Question. If mode of a series exceeds its mean by 12, then mode exceeds the median by :
(a) 4
(b) 8
(c) 6
(d) 10
Answer: (b) 8
Explanation :
Given : \( \text{Mode} – \text{Mean} = 12 \)
We know that \( \text{Mode} = 3 \text{ Median} – 2 \text{ Mean} \)
\( \text{Mode} – \text{Mean} = 3(\text{Median} – \text{Mean}) \)
\( 12 = 3(\text{Median} – \text{Mean}) \)
\( \text{Median} – \text{Mean} = 4 \)...(i)
Again,
\( \text{Mode} = 3 \text{ Median} – 2 \text{ Mean} \)

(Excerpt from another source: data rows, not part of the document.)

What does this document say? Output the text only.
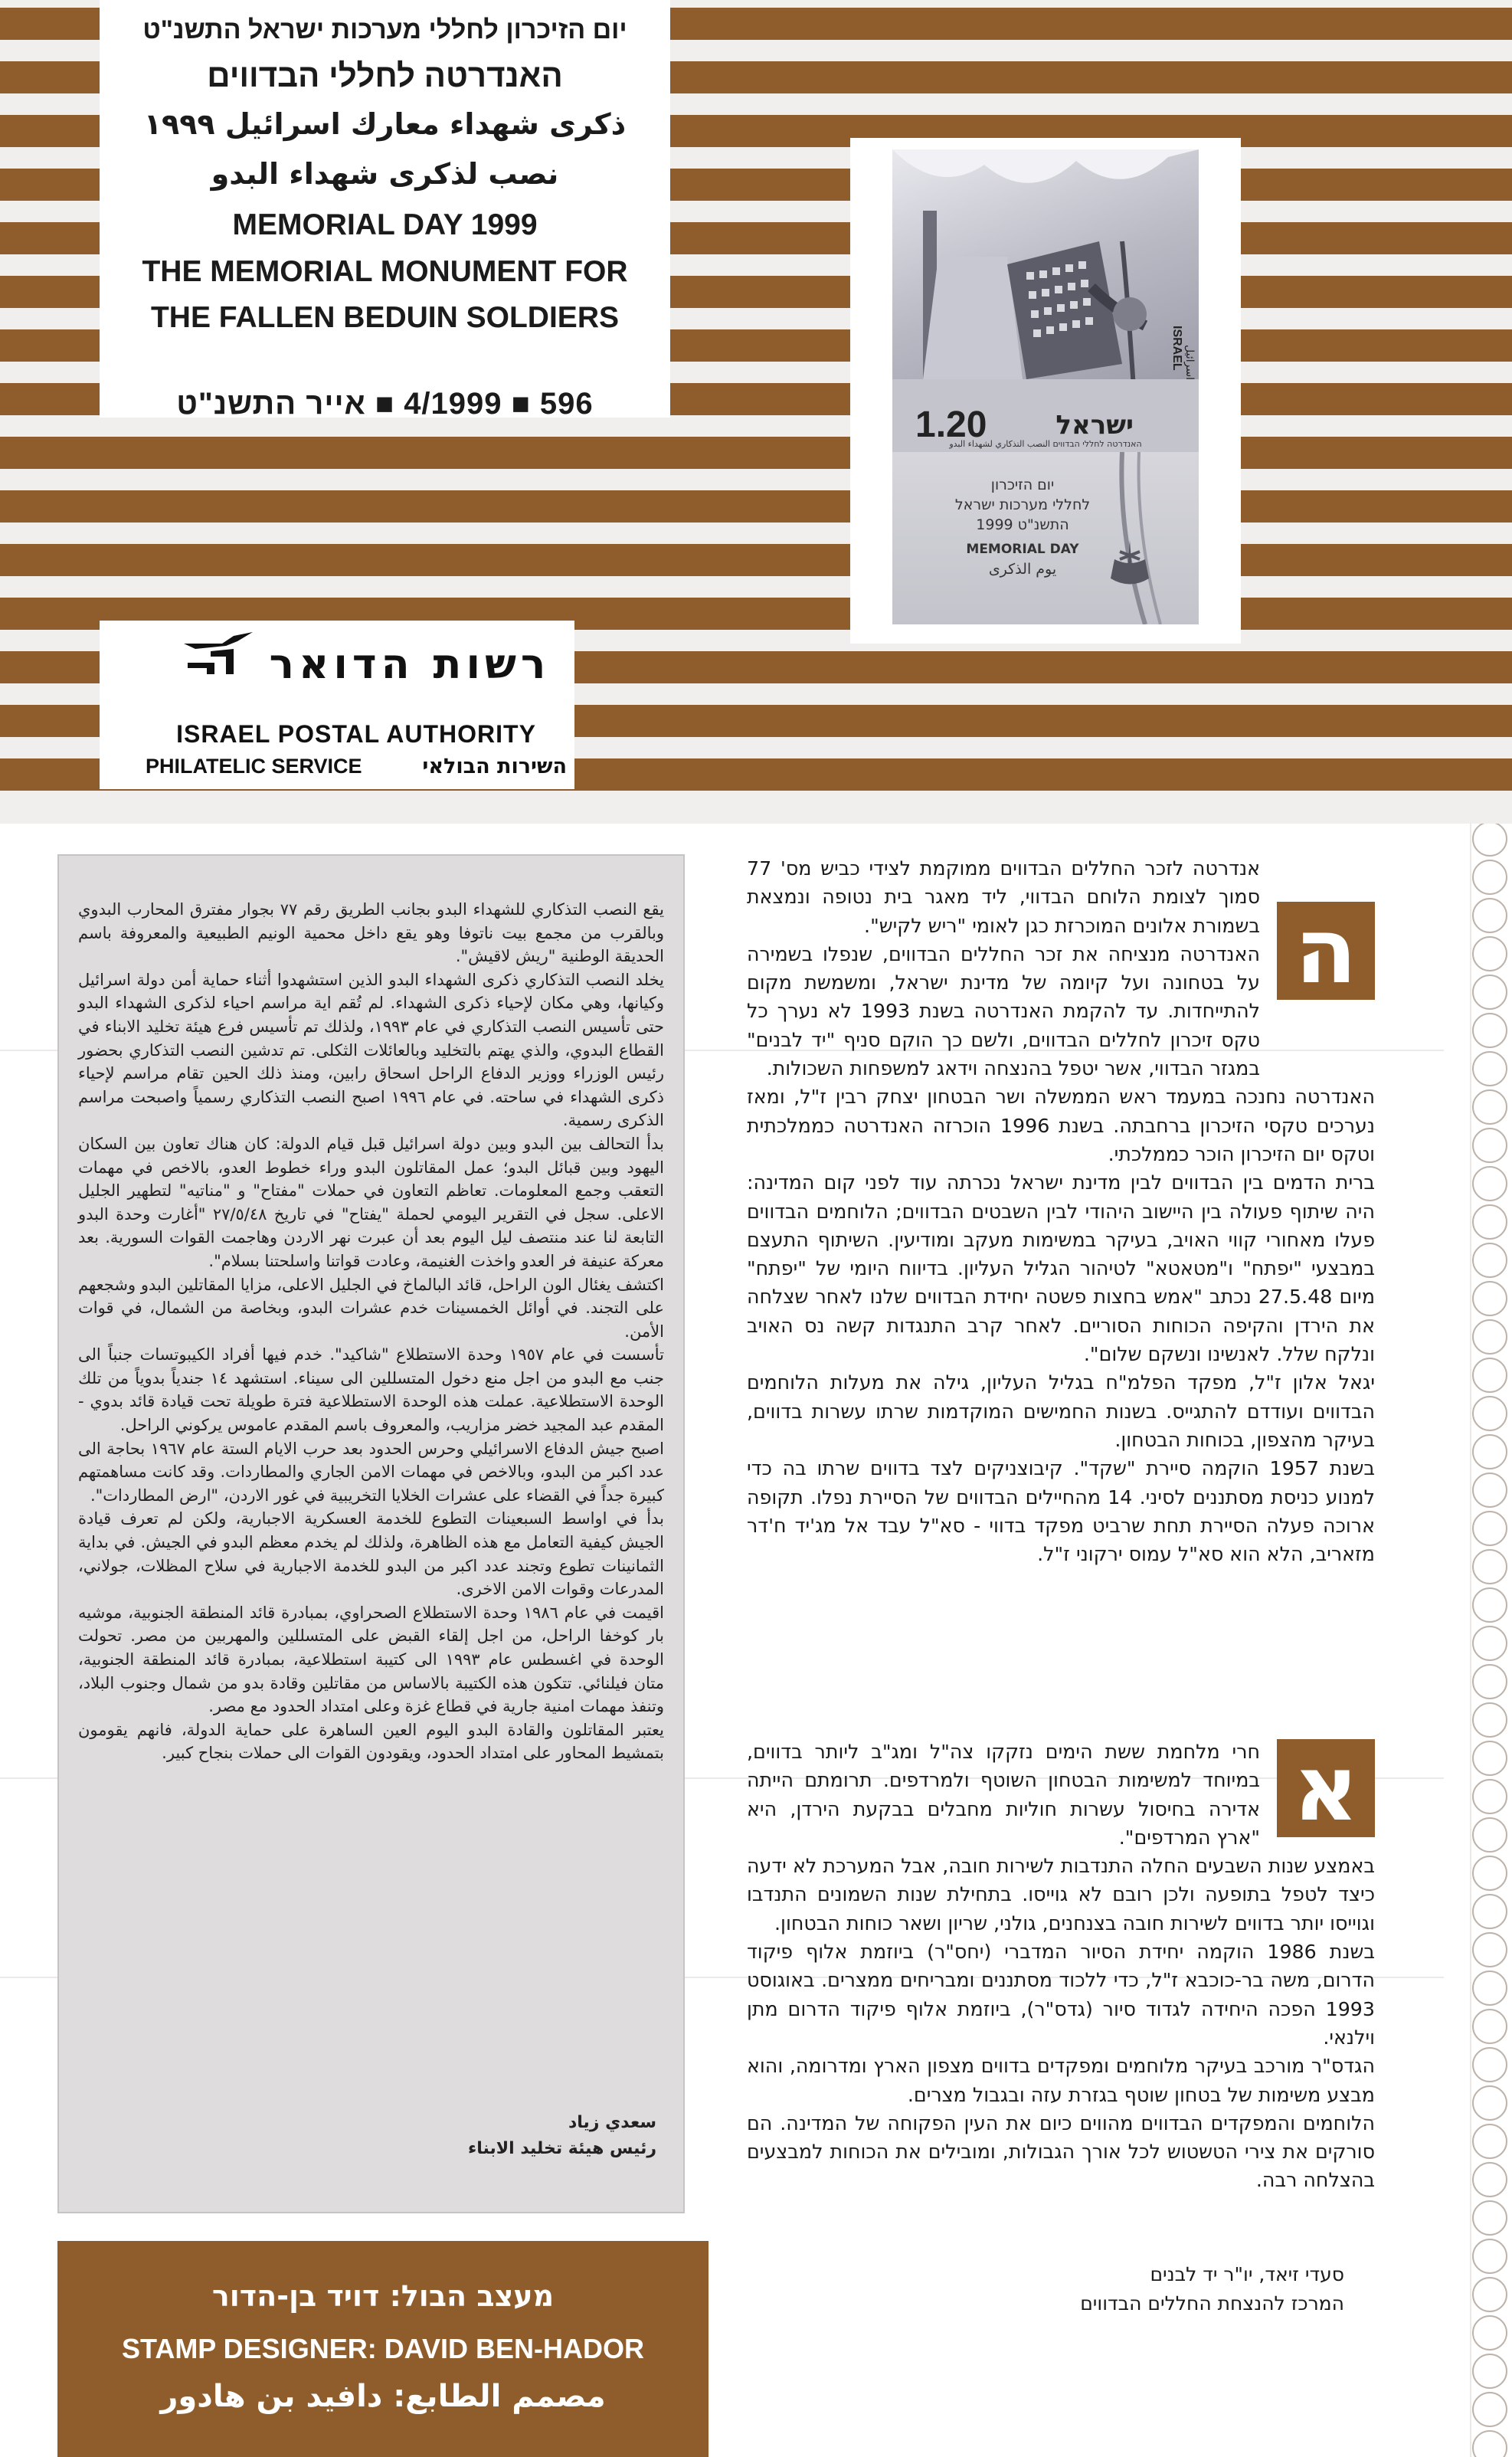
יום הזיכרון לחללי מערכות ישראל התשנ"ט

האנדרטה לחללי הבדווים

ذكرى شهداء معارك اسرائيل ١٩٩٩

نصب لذكرى شهداء البدو

MEMORIAL DAY 1999

THE MEMORIAL MONUMENT FOR

THE FALLEN BEDUIN SOLDIERS

596 ■ 4/1999 ■ אייר התשנ"ט

1.20	ישראל
اسرائيل
ISRAEL
האנדרטה לחללי הבדווים النصب التذكاري لشهداء البدو
יום הזיכרון
לחללי מערכות ישראל
התשנ"ט 1999
MEMORIAL DAY
يوم الذكرى
רשות הדואר
ISRAEL POSTAL AUTHORITY
PHILATELIC SERVICE	השירות הבולאי

يقع النصب التذكاري للشهداء البدو بجانب الطريق رقم ٧٧ بجوار مفترق المحارب البدوي وبالقرب من مجمع بيت ناتوفا وهو يقع داخل محمية الونيم الطبيعية والمعروفة باسم الحديقة الوطنية "ريش لاقيش".

يخلد النصب التذكاري ذكرى الشهداء البدو الذين استشهدوا أثناء حماية أمن دولة اسرائيل وكيانها، وهي مكان لإحياء ذكرى الشهداء. لم تُقم اية مراسم احياء لذكرى الشهداء البدو حتى تأسيس النصب التذكاري في عام ١٩٩٣، ولذلك تم تأسيس فرع هيئة تخليد الابناء في القطاع البدوي، والذي يهتم بالتخليد وبالعائلات الثكلى. تم تدشين النصب التذكاري بحضور رئيس الوزراء ووزير الدفاع الراحل اسحاق رابين، ومنذ ذلك الحين تقام مراسم لإحياء ذكرى الشهداء في ساحته. في عام ١٩٩٦ اصبح النصب التذكاري رسمياً واصبحت مراسم الذكرى رسمية.

بدأ التحالف بين البدو وبين دولة اسرائيل قبل قيام الدولة: كان هناك تعاون بين السكان اليهود وبين قبائل البدو؛ عمل المقاتلون البدو وراء خطوط العدو، بالاخص في مهمات التعقب وجمع المعلومات. تعاظم التعاون في حملات "مفتاح" و "مناتيه" لتطهير الجليل الاعلى. سجل في التقرير اليومي لحملة "يفتاح" في تاريخ ٢٧/٥/٤٨ "أغارت وحدة البدو التابعة لنا عند منتصف ليل اليوم بعد أن عبرت نهر الاردن وهاجمت القوات السورية. بعد معركة عنيفة فر العدو واخذت الغنيمة، وعادت قواتنا واسلحتنا بسلام".

اكتشف يغئال الون الراحل، قائد البالماخ في الجليل الاعلى، مزايا المقاتلين البدو وشجعهم على التجند. في أوائل الخمسينات خدم عشرات البدو، وبخاصة من الشمال، في قوات الأمن.

تأسست في عام ١٩٥٧ وحدة الاستطلاع "شاكيد". خدم فيها أفراد الكيبوتسات جنباً الى جنب مع البدو من اجل منع دخول المتسللين الى سيناء. استشهد ١٤ جندياً بدوياً من تلك الوحدة الاستطلاعية. عملت هذه الوحدة الاستطلاعية فترة طويلة تحت قيادة قائد بدوي - المقدم عبد المجيد خضر مزاريب، والمعروف باسم المقدم عاموس يركوني الراحل.

اصبح جيش الدفاع الاسرائيلي وحرس الحدود بعد حرب الايام الستة عام ١٩٦٧ بحاجة الى عدد اكبر من البدو، وبالاخص في مهمات الامن الجاري والمطاردات. وقد كانت مساهمتهم كبيرة جداً في القضاء على عشرات الخلايا التخريبية في غور الاردن، "ارض المطاردات".

بدأ في اواسط السبعينات التطوع للخدمة العسكرية الاجبارية، ولكن لم تعرف قيادة الجيش كيفية التعامل مع هذه الظاهرة، ولذلك لم يخدم معظم البدو في الجيش. في بداية الثمانينات تطوع وتجند عدد اكبر من البدو للخدمة الاجبارية في سلاح المظلات، جولاني، المدرعات وقوات الامن الاخرى.

اقيمت في عام ١٩٨٦ وحدة الاستطلاع الصحراوي، بمبادرة قائد المنطقة الجنوبية، موشيه بار كوخفا الراحل، من اجل إلقاء القبض على المتسللين والمهربين من مصر. تحولت الوحدة في اغسطس عام ١٩٩٣ الى كتيبة استطلاعية، بمبادرة قائد المنطقة الجنوبية، متان فيلنائي. تتكون هذه الكتيبة بالاساس من مقاتلين وقادة بدو من شمال وجنوب البلاد، وتنفذ مهمات امنية جارية في قطاع غزة وعلى امتداد الحدود مع مصر.

يعتبر المقاتلون والقادة البدو اليوم العين الساهرة على حماية الدولة، فانهم يقومون بتمشيط المحاور على امتداد الحدود، ويقودون القوات الى حملات بنجاح كبير.

سعدي زياد
رئيس هيئة تخليد الابناء

מעצב הבול: דויד בן-הדור

STAMP DESIGNER: DAVID BEN-HADOR

مصمم الطابع: دافيد بن هادور

ה

אנדרטה לזכר החללים הבדווים ממוקמת לצידי כביש מס' 77 סמוך לצומת הלוחם הבדווי, ליד מאגר בית נטופה ונמצאת בשמורת אלונים המוכרזת כגן לאומי "ריש לקיש".

האנדרטה מנציחה את זכר החללים הבדווים, שנפלו בשמירה על בטחונה ועל קיומה של מדינת ישראל, ומשמשת מקום להתייחדות. עד להקמת האנדרטה בשנת 1993 לא נערך כל טקס זיכרון לחללים הבדווים, ולשם כך הוקם סניף "יד לבנים" במגזר הבדווי, אשר יטפל בהנצחה וידאג למשפחות השכולות.

האנדרטה נחנכה במעמד ראש הממשלה ושר הבטחון יצחק רבין ז"ל, ומאז נערכים טקסי הזיכרון ברחבתה. בשנת 1996 הוכרזה האנדרטה כממלכתית וטקס יום הזיכרון הוכר כממלכתי.

ברית הדמים בין הבדווים לבין מדינת ישראל נכרתה עוד לפני קום המדינה: היה שיתוף פעולה בין היישוב היהודי לבין השבטים הבדווים; הלוחמים הבדווים פעלו מאחורי קווי האויב, בעיקר במשימות מעקב ומודיעין. השיתוף התעצם במבצעי "יפתח" ו"מטאטא" לטיהור הגליל העליון. בדיווח היומי של "יפתח" מיום 27.5.48 נכתב "אמש בחצות פשטה יחידת הבדווים שלנו לאחר שצלחה את הירדן והקיפה הכוחות הסוריים. לאחר קרב התנגדות קשה נס האויב ונלקח שלל. לאנשינו ונשקם שלום".

יגאל אלון ז"ל, מפקד הפלמ"ח בגליל העליון, גילה את מעלות הלוחמים הבדווים ועודדם להתגייס. בשנות החמישים המוקדמות שרתו עשרות בדווים, בעיקר מהצפון, בכוחות הבטחון.

בשנת 1957 הוקמה סיירת "שקד". קיבוצניקים לצד בדווים שרתו בה כדי למנוע כניסת מסתננים לסיני. 14 מהחיילים הבדווים של הסיירת נפלו. תקופה ארוכה פעלה הסיירת תחת שרביט מפקד בדווי - סא"ל עבד אל מג'יד ח'דר מזאריב, הלא הוא סא"ל עמוס ירקוני ז"ל.

א

חרי מלחמת ששת הימים נזקקו צה"ל ומג"ב ליותר בדווים, במיוחד למשימות הבטחון השוטף ולמרדפים. תרומתם הייתה אדירה בחיסול עשרות חוליות מחבלים בבקעת הירדן, היא "ארץ המרדפים".

באמצע שנות השבעים החלה התנדבות לשירות חובה, אבל המערכת לא ידעה כיצד לטפל בתופעה ולכן רובם לא גוייסו. בתחילת שנות השמונים התנדבו וגוייסו יותר בדווים לשירות חובה בצנחנים, גולני, שריון ושאר כוחות הבטחון.

בשנת 1986 הוקמה יחידת הסיור המדברי (יחס"ר) ביוזמת אלוף פיקוד הדרום, משה בר-כוכבא ז"ל, כדי ללכוד מסתננים ומבריחים ממצרים. באוגוסט 1993 הפכה היחידה לגדוד סיור (גדס"ר), ביוזמת אלוף פיקוד הדרום מתן וילנאי.

הגדס"ר מורכב בעיקר מלוחמים ומפקדים בדווים מצפון הארץ ומדרומה, והוא מבצע משימות של בטחון שוטף בגזרת עזה ובגבול מצרים.

הלוחמים והמפקדים הבדווים מהווים כיום את העין הפקוחה של המדינה. הם סורקים את צירי הטשטוש לכל אורך הגבולות, ומובילים את הכוחות למבצעים בהצלחה רבה.

סעדי זיאד, יו"ר יד לבנים
המרכז להנצחת החללים הבדווים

\( 2 \text{ Mode} = 6 \text{ Median} – 4 \text{ Mean} \)
\( \text{Mode} – \text{Mean} + \text{Mode} = 6 \text{ Median} – 5 \text{ Mean} \)
\( 12 + (\text{Mode} – \text{Median}) = 5 (\text{Median} – \text{Mean}) \)
\( 12 + (\text{Mode} – \text{Median}) = 5(4) \) [Using (i)]
\( \text{Mode} – \text{Median} = 20 – 12 = 8 \)